“搞不好,你妈会考虑把你丢在江城上学。”
季以宸面露疑惑:“会吗?”
“你说呢,昨天请家长了吧,还挺严重的哈!”
齐书怀捏了捏他的小肉脸,似笑非笑地道:
“听你妈说,那次过来的半年,尽惹是生非去了,就你爸那津贴都不够赔的!”
季以宸揉了揉脸,一本正经地摆摆手:
“小孩子不可以和爸爸妈妈长期分开哒,宸宸还小,大爷爷您不能因为太稀罕宸宸就强行把宸宸留在身边哒!”
齐书怀忍俊不禁,捧着他的脑袋又是一阵稀罕:
“瞅你这灵活的脑子,一看就是我齐家的种,他季家可没有我们家这么好的基因,你瞅瞅季放那眼神瞎得,那脑子糊得!也就你爸眼神稍微好一点!”

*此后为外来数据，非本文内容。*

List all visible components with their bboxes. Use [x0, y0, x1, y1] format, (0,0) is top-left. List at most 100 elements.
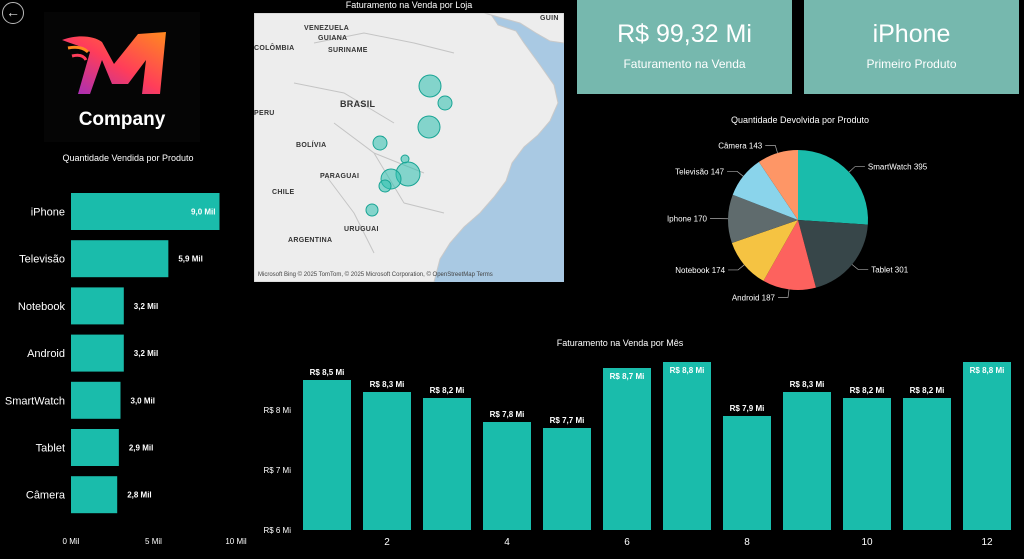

被齐书怀批判为眼瞎心盲的季放急赶急赶的来到了营地,找到了季铭轩。
“那孩子,怎么回事?”
季铭轩的眼眸闪了闪,不直面回答他的问题,只问:
“爸,我就问您,之前大领导邀您过去喝茶,允诺您百年之后和妈合葬那山上,您有片刻的犹豫吗?”
季放顿时一噎,嘴硬地道:“你没说那孩子是亲的。”
他当时怎么想的,领导抛个诱饵出来,只要求他儿子的第一个孩子,正好那个记名的儿子不就是第一个么?
又不是他季家的血脉……
“呵……那孩子来了有两个月了,不是两天。”
季铭轩冷笑一声,一脸的讽刺:
“您怎么想的?反正不是季家的血脉还不如利益最大化!在您眼里,亲不亲生的有区别吗?但凡那孩子越来越不像季家,或者羸弱不堪,就比如当初的我,您可以对人家霸凌自己的儿子视若无睹!”